I am really lucky. Both laws lead to the same judgement.
Now people will say:
“Hey. I can still use the pyramid?”
“I can make it a camel case”
[Pun intended]
GDPR block with two smalls blocks on top: Belgian privacy law and Spanish Privacy Law

“What about this?”
Sign with GDPR pointing to signs with Belgian Privcay Law and Spanish privacy lawas pointing in the different directions

Summarised: the test pyramid uses impact instead of direction, which is rather complicating things.

Finders fixers

The one, who finds a problem, solves it. This is common practice in my DevOps team. I made a model for testing purposes and found a fault in it, so I have to correct it. Fair enough.

When I was looking for the best law to apply, I thought about the strongest law. Something with the most articles and most severe penalties.

I looked on the internet and found a page in Wikipedia about Conflict of laws. My children are quite sceptical about Wikipedia. “My teacher told me that you cannot trust Wikipedia, because everyone can edit the page.”

A flag, a house, and an arrow pointing to a big dot

Anyways, the following laws seem proper candidates: the law of the country where you live or the law of one of the nationalities or the proper law.
So my mental picture of the signs is the right one. Sign intended.

Writing about signs. I could make a model like this:

A sign which points to 2 signs, which in turn point to 2 signgs
But this model is also too simple. The Benelux, a union of 3 countries, is more complex than this model. The Netherlands is part of the Benelux and has 12 regions. It is difficult to show this in a 2D figure.

A few sticky notes, which hold smaller sticky notes, which in turn hold smaller sticky notes.

But frankly this is even for me confusing. So I rebuilt this 3D by using sticky notes with blue lines:

Sticky notes with 3 blue vertical lines on them

Then I put a sticky note with curly red lines to one sticky:

Sticky notes with verticla blue lines and one has a ticky note with red curly lines.

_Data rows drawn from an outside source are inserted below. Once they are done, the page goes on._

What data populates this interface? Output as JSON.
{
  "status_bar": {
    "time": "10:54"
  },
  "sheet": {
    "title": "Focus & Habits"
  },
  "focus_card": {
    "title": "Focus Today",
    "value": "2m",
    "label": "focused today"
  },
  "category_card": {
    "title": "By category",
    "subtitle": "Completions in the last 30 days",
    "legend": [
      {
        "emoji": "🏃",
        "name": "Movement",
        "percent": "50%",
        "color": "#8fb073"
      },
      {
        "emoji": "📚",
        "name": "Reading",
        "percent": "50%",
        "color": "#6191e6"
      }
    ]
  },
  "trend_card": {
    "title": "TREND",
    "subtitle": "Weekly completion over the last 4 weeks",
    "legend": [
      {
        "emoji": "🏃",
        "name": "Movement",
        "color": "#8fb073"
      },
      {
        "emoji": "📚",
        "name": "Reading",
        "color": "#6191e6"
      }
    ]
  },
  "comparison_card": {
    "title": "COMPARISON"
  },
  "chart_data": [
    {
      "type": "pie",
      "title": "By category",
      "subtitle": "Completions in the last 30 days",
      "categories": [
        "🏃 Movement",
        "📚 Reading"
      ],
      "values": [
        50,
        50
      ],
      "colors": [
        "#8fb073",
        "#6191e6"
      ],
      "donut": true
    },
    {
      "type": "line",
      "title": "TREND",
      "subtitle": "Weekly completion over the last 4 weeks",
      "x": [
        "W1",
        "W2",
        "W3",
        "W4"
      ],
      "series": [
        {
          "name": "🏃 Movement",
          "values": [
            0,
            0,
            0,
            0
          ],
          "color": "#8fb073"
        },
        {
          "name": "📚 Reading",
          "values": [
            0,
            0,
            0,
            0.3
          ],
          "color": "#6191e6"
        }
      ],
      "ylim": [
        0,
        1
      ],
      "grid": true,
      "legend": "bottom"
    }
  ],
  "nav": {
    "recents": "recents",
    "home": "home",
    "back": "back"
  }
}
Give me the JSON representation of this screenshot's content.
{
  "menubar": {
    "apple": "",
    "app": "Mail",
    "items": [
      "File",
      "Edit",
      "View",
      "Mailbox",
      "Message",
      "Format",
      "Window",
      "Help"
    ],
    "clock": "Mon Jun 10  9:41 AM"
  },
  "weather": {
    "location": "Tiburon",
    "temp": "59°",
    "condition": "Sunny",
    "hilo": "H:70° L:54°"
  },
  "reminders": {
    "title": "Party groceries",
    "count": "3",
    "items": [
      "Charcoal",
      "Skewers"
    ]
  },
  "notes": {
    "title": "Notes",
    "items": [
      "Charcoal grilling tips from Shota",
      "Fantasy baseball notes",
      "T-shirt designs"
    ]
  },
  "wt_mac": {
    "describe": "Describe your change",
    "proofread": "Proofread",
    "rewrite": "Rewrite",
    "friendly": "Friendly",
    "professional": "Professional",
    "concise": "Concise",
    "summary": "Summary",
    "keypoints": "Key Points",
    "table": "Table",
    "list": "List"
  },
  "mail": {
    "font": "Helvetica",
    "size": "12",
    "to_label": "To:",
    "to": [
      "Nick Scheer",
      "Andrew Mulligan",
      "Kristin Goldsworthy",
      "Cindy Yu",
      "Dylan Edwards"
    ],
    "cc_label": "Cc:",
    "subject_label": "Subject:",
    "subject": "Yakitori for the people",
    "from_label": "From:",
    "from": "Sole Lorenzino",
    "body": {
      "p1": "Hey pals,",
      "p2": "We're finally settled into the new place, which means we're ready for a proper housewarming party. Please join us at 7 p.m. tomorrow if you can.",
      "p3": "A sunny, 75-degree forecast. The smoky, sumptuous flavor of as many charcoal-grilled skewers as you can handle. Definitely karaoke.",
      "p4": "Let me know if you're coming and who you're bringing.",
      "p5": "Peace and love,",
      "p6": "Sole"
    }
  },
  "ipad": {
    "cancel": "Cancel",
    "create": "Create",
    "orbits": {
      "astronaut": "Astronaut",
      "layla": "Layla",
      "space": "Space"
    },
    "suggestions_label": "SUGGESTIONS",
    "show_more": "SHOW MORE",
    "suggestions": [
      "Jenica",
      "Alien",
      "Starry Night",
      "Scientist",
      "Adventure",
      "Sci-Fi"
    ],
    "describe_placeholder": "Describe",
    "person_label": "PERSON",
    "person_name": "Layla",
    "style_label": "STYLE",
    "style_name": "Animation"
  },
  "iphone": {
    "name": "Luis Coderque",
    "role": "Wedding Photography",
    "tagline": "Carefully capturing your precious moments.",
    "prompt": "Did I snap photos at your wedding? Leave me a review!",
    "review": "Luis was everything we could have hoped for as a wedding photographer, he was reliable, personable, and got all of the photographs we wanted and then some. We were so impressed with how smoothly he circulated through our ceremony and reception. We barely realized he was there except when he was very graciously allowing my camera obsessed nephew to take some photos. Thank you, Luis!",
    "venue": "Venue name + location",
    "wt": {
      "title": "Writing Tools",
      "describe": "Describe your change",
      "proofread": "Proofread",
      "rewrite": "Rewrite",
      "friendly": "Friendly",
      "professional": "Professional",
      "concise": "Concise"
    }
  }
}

An then I connect some very small sticky notes with a single orange lines to the last attaches sticky note:

Sticky notes with verticla blue lines and one has a ticky note with red curly lines, which have sticky notes on it with orange line

This model gives me a more appropiate way to handle the laws.

Also on Wikipedia there is a page which described how to determine the right law.  There is basically a set of rules which a judge must follow.

And yes, I do mind the warnings of my kids and their teachers. Kids are like websites: sometimes I cannot ignore them.

If your company is GDPR compliant, then there is no time to rest. You still have to browse through the national laws. [GDPR 8]

This might sound complicated. Let’s take a huge example: the United States of America. If you live in Florida, you have to stick to the laws which are used for all states and the Florida State Law.

What now?

So have a chat about GDPR with the people from the legal department. They can become your best friends in the coming months. And beyond.

To boldly go where no techie has gone before.